BOARDS READY . . . USMLE BOARDS REVIEW PROGRAM

HANDS ON TRAINING FOR PHYSICALS, CHARTING, CASE PRESENTATIONS AND ASSESSMENTS


Mission Statement
The mission of Boards Ready is to empower
medical students with the confidence, knowledge
and skills to reach their maximum potential
on the USMLE Board exams so as to
qualify them for future residencies.

Tricia Derges is the CEO and Founder of Boards Ready.  In 2016 she founded, Lift Up Springfield Mission clinic in order to provide medical, dental and mental health services to the homeless, the Veterans, the poor and the uninusred.  In March of 2017, Tricia was awarded with the National Jefferson Award for SW Missouri and in June 2017 received the elite National Jacqueline Kennedy Onassis Award from the Jefferson Foundation in Washington DC, which is only awarded to five individuals across the country each year.  This award is considered the Nobel Peace Prize for Community Service.  Joining the ranks of recipients that include Oprah WInfrey, Tom Brokaw and Mariano Rivera.

She is blessed to be a wife of 35 years and the mother of 8 children, including 2 older children that were adopted from Russia, and 26 grandchildren (current count).  She was the CEO and founder of a manufacturing company in Missouri for almost 20 years prior to her medical career.  She has received such awards as: Missouri Entrepreneur of the Year,  Top 20 Most Influential Women in SW Missouri and Manufacturer of the Year.  Her highest honor was a personal visit from President George Bush in 2004, to give recognition for the work her company had provided to the community.  She created home bound work programs for the needy of her community.  She also spent years working with troubled teens in the local Ozark high school to insure they earned their diplomas.

Tricia is very proud to have been a part of the Assistant Physicans Law in Missouri.
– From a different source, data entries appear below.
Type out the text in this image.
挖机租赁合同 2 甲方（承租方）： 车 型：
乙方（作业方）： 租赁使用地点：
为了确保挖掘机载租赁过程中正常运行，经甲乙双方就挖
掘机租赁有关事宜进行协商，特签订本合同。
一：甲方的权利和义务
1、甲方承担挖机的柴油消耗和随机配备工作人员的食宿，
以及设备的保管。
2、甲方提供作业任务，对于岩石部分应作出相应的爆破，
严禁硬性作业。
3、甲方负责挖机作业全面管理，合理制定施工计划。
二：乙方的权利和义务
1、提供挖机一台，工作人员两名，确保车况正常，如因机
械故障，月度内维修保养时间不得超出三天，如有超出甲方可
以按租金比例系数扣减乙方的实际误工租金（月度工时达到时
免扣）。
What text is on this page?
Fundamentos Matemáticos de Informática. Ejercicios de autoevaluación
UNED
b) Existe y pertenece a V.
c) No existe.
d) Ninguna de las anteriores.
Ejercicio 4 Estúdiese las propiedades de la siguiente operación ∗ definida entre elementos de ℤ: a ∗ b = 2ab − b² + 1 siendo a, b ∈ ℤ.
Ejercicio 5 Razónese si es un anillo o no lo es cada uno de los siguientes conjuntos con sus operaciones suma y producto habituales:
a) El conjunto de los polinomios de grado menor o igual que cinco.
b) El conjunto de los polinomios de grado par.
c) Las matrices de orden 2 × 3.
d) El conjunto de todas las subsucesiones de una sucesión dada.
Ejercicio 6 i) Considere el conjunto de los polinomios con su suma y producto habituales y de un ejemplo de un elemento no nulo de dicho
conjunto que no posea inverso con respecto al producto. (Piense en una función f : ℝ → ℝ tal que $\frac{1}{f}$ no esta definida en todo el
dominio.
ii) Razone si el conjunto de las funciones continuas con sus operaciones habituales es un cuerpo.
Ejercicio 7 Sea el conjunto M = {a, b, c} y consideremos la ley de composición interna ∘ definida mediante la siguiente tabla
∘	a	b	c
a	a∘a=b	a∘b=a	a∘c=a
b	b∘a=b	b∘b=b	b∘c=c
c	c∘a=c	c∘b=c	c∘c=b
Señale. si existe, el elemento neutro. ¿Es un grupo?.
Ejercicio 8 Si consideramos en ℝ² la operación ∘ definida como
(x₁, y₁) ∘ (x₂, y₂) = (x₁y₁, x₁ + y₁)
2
In 2014 she provided testimony for the Assistant Physicians legislation and in 2017 wrote the wording for the Grandfather clause, a bill that was passed that corrected the eligibility time for application Assistant Physicians.  The Assistant Physician Law allowed Missouri to be the first state to make major headway in decreasing the severe shortage of physicians and getting qualified help for their underserved population. 

After raising her children, and a lifetime of business, she made the decision to go to medical school at the age of 52 in order to do more for those in need.  She graduated Summa Cum Laude of her medical class in Curacao, Netherland Antilles and did all of her clinical training at Cox Hospital in Springfield, MO., with whom Dr. Derges describes as some of the top physicians in the state of Missouri! She is eternally grateful to these great doctors that cared enough to make her training second to none!   Dr. Mike Galiindo, Dr. Anthony Richmond, Dr. William Moore, Dr. Michael Hanks, Dr. Jaime Jones, Dr. Edgar Galinanes and Dr. Rebecca Farinas (Jacksonville, FL). 

Throughout her medical school experience, her background as a business leader and mother allowed her to identify numerous areas that fell short of the proper training required for the USMLE Boards.  Because of these shortages she witnessed countless, talented students not only give up and quit, but lose thousands of dollars of their life savings and their parents life's savings.  As a parent she took this loss to heart.  She states, “It was as though I was watching my own kids lose their dreams!”

Tricia was determined to create a program and a book that helped fill the shortages and gaps that created these failures.  Her teaching method is designed to interactively include the student one on one in the learning process so that they will easily learn, understand and retain material with ease.  She feels that lecturing to students for hours and running through powerpoints is of no value.  Heavy discussion, questions and thinking outside of the box is implimented.  She uses parables to relate difficult topics to things students already do on a daily basis in their lives - so it makes understanding afst and easy.  She states:  "When students leave my class, they think like a doctor - this is why they do so well on their exams".  She disagrees with the common thinking of many medical school professors in that  “it was hard on me so it should
be hard on you”.  She believes that the majority of the material required for the USMLE Boards can be simplified so that it becomes visual and realistic to learn and understand, it does not have to be difficult.